Thompson agreed that "many banks already do a lot of what is in the guidance," but she said it was important to seek input to improve the process further.
"We are seeking comment on every aspect of this guidance because this is very important to institutions and consumers," she said. "We want the benefit of the expertise of those in the industry so that we can make informed decisions."
Some observers had other concerns. Cary Whaley, a vice president for payments and technology policy at the Independent Community Bankers of America, said even though the proposed guidance appears to target automated overdraft programs, it is not entirely clear whether case-by-case programs — known as "ad hoc" overdrafts — will also be impacted. He said ad hoc programs used by community banks have not elicited concerns.
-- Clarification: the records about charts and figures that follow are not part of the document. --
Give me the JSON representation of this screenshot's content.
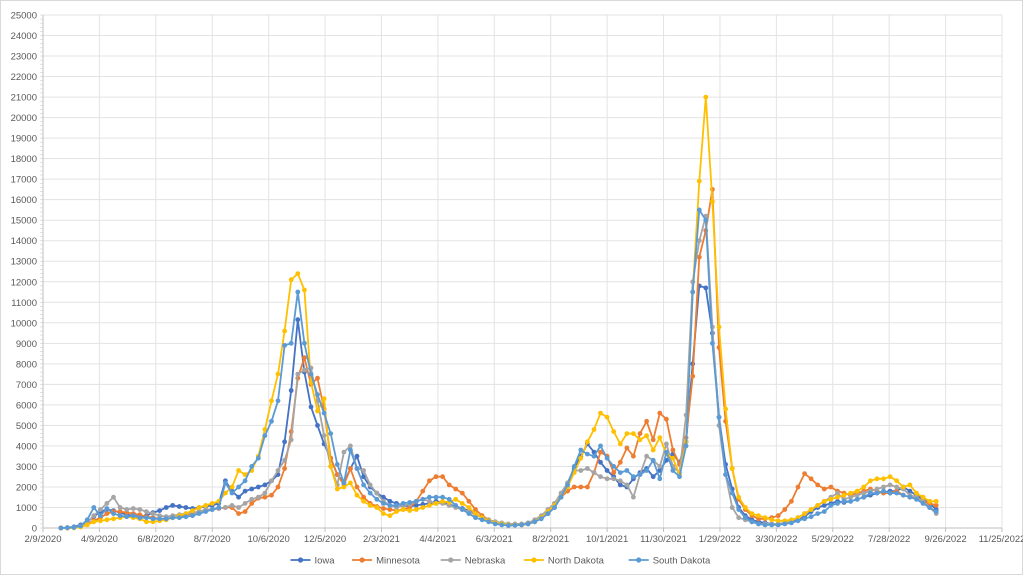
{
  "chart_data": {
    "type": "line",
    "title": "",
    "xlabel": "",
    "ylabel": "",
    "ylim": [
      0,
      25000
    ],
    "y_ticks": [
      0,
      1000,
      2000,
      3000,
      4000,
      5000,
      6000,
      7000,
      8000,
      9000,
      10000,
      11000,
      12000,
      13000,
      14000,
      15000,
      16000,
      17000,
      18000,
      19000,
      20000,
      21000,
      22000,
      23000,
      24000,
      25000
    ],
    "xlim": [
      "2/9/2020",
      "11/25/2022"
    ],
    "x_ticks": [
      "2/9/2020",
      "4/9/2020",
      "6/8/2020",
      "8/7/2020",
      "10/6/2020",
      "12/5/2020",
      "2/3/2021",
      "4/4/2021",
      "6/3/2021",
      "8/2/2021",
      "10/1/2021",
      "11/30/2021",
      "1/29/2022",
      "3/30/2022",
      "5/29/2022",
      "7/28/2022",
      "9/26/2022",
      "11/25/2022"
    ],
    "x_tick_step_days": 60,
    "x_start_date": "2020-02-28",
    "x_step_days": 7,
    "grid": true,
    "legend_position": "bottom",
    "series": [
      {
        "name": "Iowa",
        "color": "#4472C4",
        "values": [
          0,
          20,
          60,
          150,
          300,
          550,
          800,
          900,
          850,
          750,
          650,
          600,
          550,
          600,
          750,
          850,
          1000,
          1100,
          1050,
          1000,
          950,
          1000,
          1050,
          1100,
          1200,
          2300,
          1800,
          1500,
          1800,
          1900,
          2000,
          2100,
          2300,
          2600,
          4200,
          6700,
          10150,
          7600,
          5900,
          5000,
          4100,
          3400,
          2600,
          2200,
          2900,
          3500,
          2500,
          2000,
          1700,
          1500,
          1300,
          1200,
          1100,
          1050,
          1100,
          1150,
          1200,
          1300,
          1250,
          1150,
          1050,
          950,
          850,
          700,
          500,
          350,
          250,
          180,
          150,
          150,
          180,
          250,
          350,
          500,
          700,
          1000,
          1500,
          2200,
          2900,
          3500,
          4100,
          3700,
          3200,
          2800,
          2500,
          2100,
          2000,
          2400,
          2700,
          2900,
          2500,
          2800,
          3300,
          3600,
          3200,
          4200,
          8000,
          11800,
          11700,
          9500,
          5400,
          3100,
          1900,
          1000,
          600,
          400,
          300,
          250,
          200,
          200,
          250,
          300,
          400,
          550,
          800,
          1000,
          1100,
          1200,
          1300,
          1250,
          1300,
          1400,
          1500,
          1600,
          1700,
          1750,
          1800,
          1800,
          2000,
          1800,
          1600,
          1400,
          1200,
          900
        ]
      },
      {
        "name": "Minnesota",
        "color": "#ED7D31",
        "values": [
          0,
          0,
          20,
          80,
          200,
          350,
          500,
          700,
          800,
          800,
          750,
          700,
          650,
          550,
          500,
          450,
          450,
          500,
          550,
          650,
          700,
          800,
          850,
          900,
          950,
          1000,
          1000,
          700,
          800,
          1200,
          1450,
          1500,
          1600,
          2000,
          2900,
          4700,
          7300,
          8300,
          7000,
          7300,
          5800,
          3400,
          2600,
          2100,
          2900,
          2000,
          1500,
          1200,
          1050,
          950,
          900,
          850,
          900,
          1000,
          1300,
          1800,
          2300,
          2500,
          2500,
          2100,
          1900,
          1700,
          1300,
          900,
          600,
          400,
          300,
          200,
          150,
          150,
          150,
          200,
          300,
          500,
          800,
          1200,
          1500,
          1800,
          2000,
          2000,
          2000,
          2700,
          3700,
          3500,
          2700,
          3200,
          3900,
          3500,
          4600,
          5200,
          4300,
          5600,
          5300,
          3800,
          3100,
          4400,
          7400,
          13200,
          14500,
          16500,
          8800,
          5200,
          2900,
          1400,
          900,
          600,
          450,
          450,
          500,
          600,
          900,
          1300,
          2000,
          2650,
          2400,
          2100,
          1900,
          2000,
          1800,
          1700,
          1600,
          1700,
          1800,
          1900,
          1800,
          1700,
          1700,
          1800,
          1600,
          1500,
          1500,
          1300,
          1200,
          1100
        ]
      },
      {
        "name": "Nebraska",
        "color": "#A5A5A5",
        "values": [
          0,
          10,
          40,
          100,
          250,
          600,
          900,
          1200,
          1500,
          1000,
          900,
          950,
          900,
          800,
          700,
          600,
          550,
          600,
          650,
          700,
          750,
          800,
          900,
          900,
          950,
          1000,
          1100,
          1000,
          1200,
          1400,
          1500,
          1700,
          2300,
          2800,
          3300,
          4300,
          7500,
          7700,
          7800,
          6200,
          4500,
          3000,
          2100,
          3700,
          4000,
          2900,
          2800,
          2100,
          1700,
          1300,
          1100,
          1000,
          1100,
          1150,
          1300,
          1400,
          1300,
          1200,
          1200,
          1100,
          1000,
          900,
          800,
          650,
          500,
          400,
          300,
          250,
          200,
          200,
          200,
          250,
          400,
          600,
          900,
          1200,
          1700,
          2200,
          2800,
          2800,
          2900,
          2700,
          2500,
          2400,
          2400,
          2300,
          2100,
          1500,
          2600,
          3500,
          3300,
          3000,
          4100,
          3000,
          2700,
          5500,
          12000,
          14000,
          15200,
          9800,
          5000,
          2600,
          1000,
          500,
          400,
          300,
          200,
          200,
          200,
          200,
          250,
          350,
          500,
          700,
          900,
          1100,
          1300,
          1500,
          1700,
          1400,
          1500,
          1600,
          1700,
          1800,
          1900,
          2000,
          2100,
          2000,
          1900,
          1600,
          1500,
          1300,
          1000,
          700
        ]
      },
      {
        "name": "North Dakota",
        "color": "#FFC000",
        "values": [
          0,
          0,
          10,
          50,
          150,
          300,
          350,
          400,
          450,
          500,
          550,
          500,
          450,
          300,
          300,
          350,
          400,
          500,
          600,
          700,
          850,
          1000,
          1100,
          1200,
          1300,
          1700,
          2000,
          2800,
          2600,
          2800,
          3500,
          4800,
          6200,
          7500,
          9600,
          12100,
          12400,
          11600,
          7100,
          5700,
          6300,
          3000,
          1900,
          2000,
          2200,
          1600,
          1300,
          1100,
          1000,
          700,
          600,
          800,
          900,
          850,
          900,
          1000,
          1100,
          1200,
          1300,
          1250,
          1400,
          1200,
          1000,
          700,
          500,
          350,
          250,
          200,
          150,
          150,
          150,
          200,
          300,
          500,
          800,
          1100,
          1500,
          2000,
          2700,
          3400,
          4200,
          4800,
          5600,
          5400,
          4700,
          4100,
          4600,
          4600,
          4300,
          4500,
          3800,
          4400,
          3600,
          3400,
          2600,
          4200,
          11500,
          16900,
          21000,
          15900,
          9800,
          5800,
          2900,
          1500,
          1000,
          700,
          600,
          500,
          400,
          350,
          350,
          400,
          500,
          700,
          900,
          1100,
          1300,
          1400,
          1500,
          1600,
          1700,
          1800,
          2000,
          2300,
          2400,
          2400,
          2500,
          2300,
          2000,
          2100,
          1700,
          1500,
          1300,
          1300
        ]
      },
      {
        "name": "South Dakota",
        "color": "#5B9BD5",
        "values": [
          0,
          10,
          30,
          100,
          400,
          1000,
          600,
          950,
          700,
          600,
          550,
          600,
          500,
          500,
          450,
          450,
          450,
          500,
          500,
          550,
          600,
          700,
          800,
          900,
          1000,
          2200,
          1700,
          2000,
          2300,
          3000,
          3400,
          4500,
          5200,
          6200,
          8900,
          9000,
          11500,
          9000,
          7500,
          6500,
          5600,
          4600,
          3100,
          2200,
          3800,
          2900,
          2100,
          1700,
          1400,
          1200,
          1100,
          1100,
          1200,
          1250,
          1300,
          1400,
          1500,
          1500,
          1500,
          1400,
          1100,
          900,
          700,
          500,
          400,
          300,
          200,
          150,
          120,
          130,
          150,
          200,
          300,
          450,
          700,
          1000,
          1500,
          2100,
          3000,
          3800,
          3600,
          3500,
          4000,
          3400,
          3000,
          2700,
          2800,
          2500,
          2600,
          2800,
          3300,
          2400,
          3700,
          2800,
          2500,
          4000,
          11500,
          15500,
          15000,
          9000,
          5400,
          2600,
          1700,
          900,
          500,
          300,
          200,
          150,
          150,
          150,
          200,
          250,
          350,
          450,
          550,
          700,
          800,
          1100,
          1200,
          1300,
          1300,
          1400,
          1500,
          1700,
          1700,
          1800,
          1700,
          1700,
          1600,
          1500,
          1400,
          1200,
          1000,
          800
        ]
      }
    ]
  }
}
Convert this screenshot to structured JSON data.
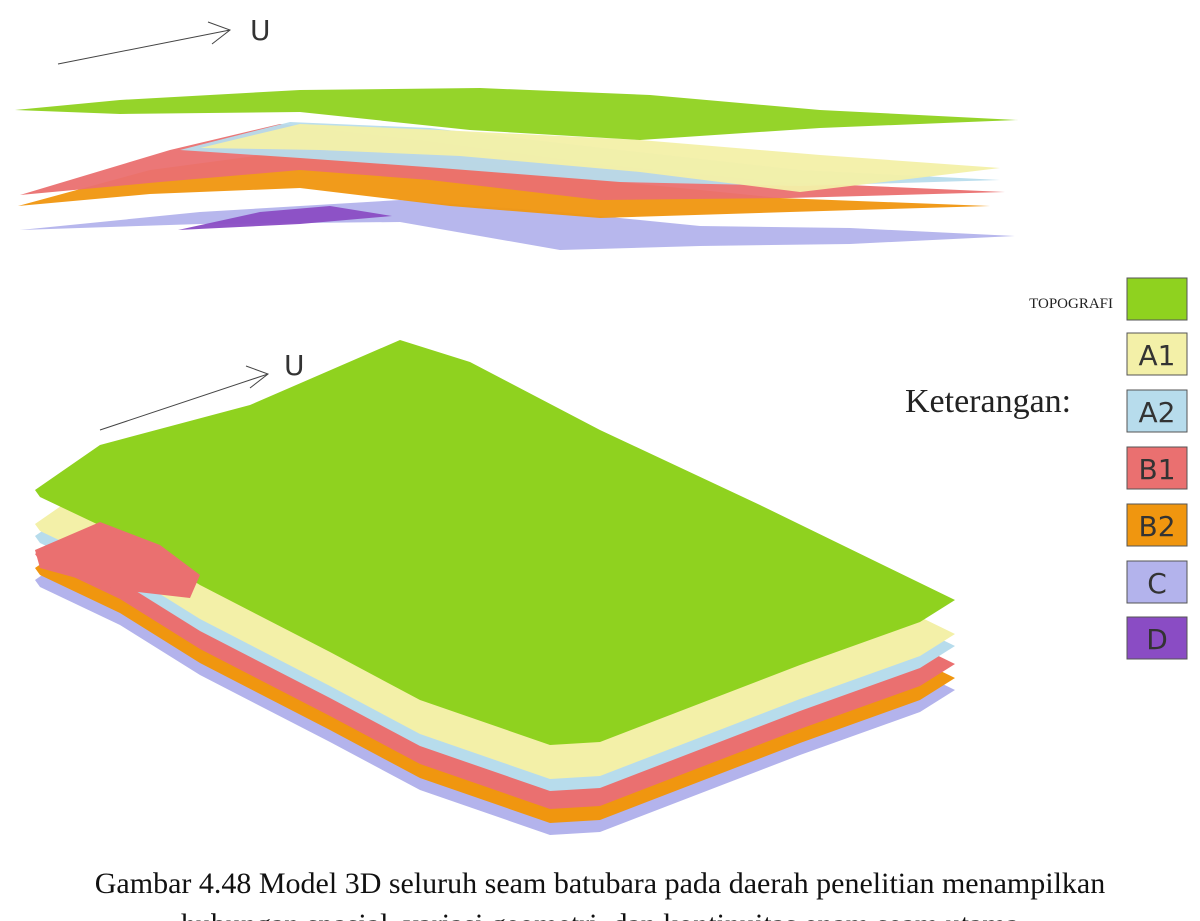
{
  "figure": {
    "north_labels": [
      "U",
      "U"
    ],
    "legend": {
      "title": "Keterangan:",
      "items": [
        {
          "label": "TOPOGRAFI",
          "color": "#8fd21f"
        },
        {
          "label": "A1",
          "color": "#f3f0a8"
        },
        {
          "label": "A2",
          "color": "#b7dcec"
        },
        {
          "label": "B1",
          "color": "#ea7070"
        },
        {
          "label": "B2",
          "color": "#f0960f"
        },
        {
          "label": "C",
          "color": "#b3b3ec"
        },
        {
          "label": "D",
          "color": "#8a4cc4"
        }
      ]
    },
    "caption": [
      "Gambar 4.48 Model 3D seluruh seam batubara pada daerah penelitian menampilkan",
      "hubungan spasial, variasi geometri, dan kontinuitas enam seam utama"
    ]
  }
}
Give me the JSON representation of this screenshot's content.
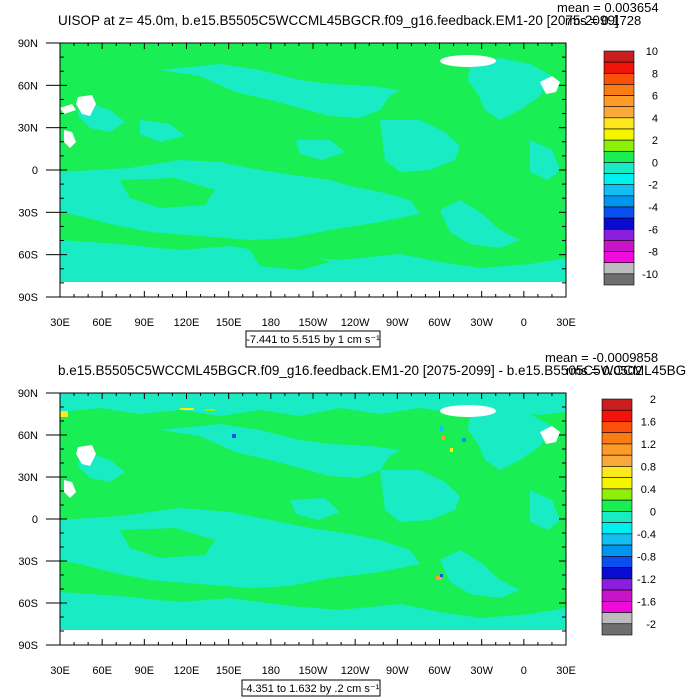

"For community banks this is the way we have done business, strong customer service and calling the customer when there is an overdraft," Whaley said. "What they haven't done in the past is track it. That's going to involve software, and a lot of procedural compliance to prove that they're doing what they've traditionally done."
Whaley said that while ad hoc is "not the target" of the proposed guidance, "it's not specifically exempted from this." "That could burden community banks with unnecessary compliance for providing a service that's essential to their business model," he said.
Other groups were more supportive of the proposal.
"Consumers who are sold the product in a less-than-transparent manner will only feel harmed and ultimately distrustful of the institution which sold the product and the banking industry in general," said Neil Milner, the president and chief executive of the Conference of State Bank Supervisors.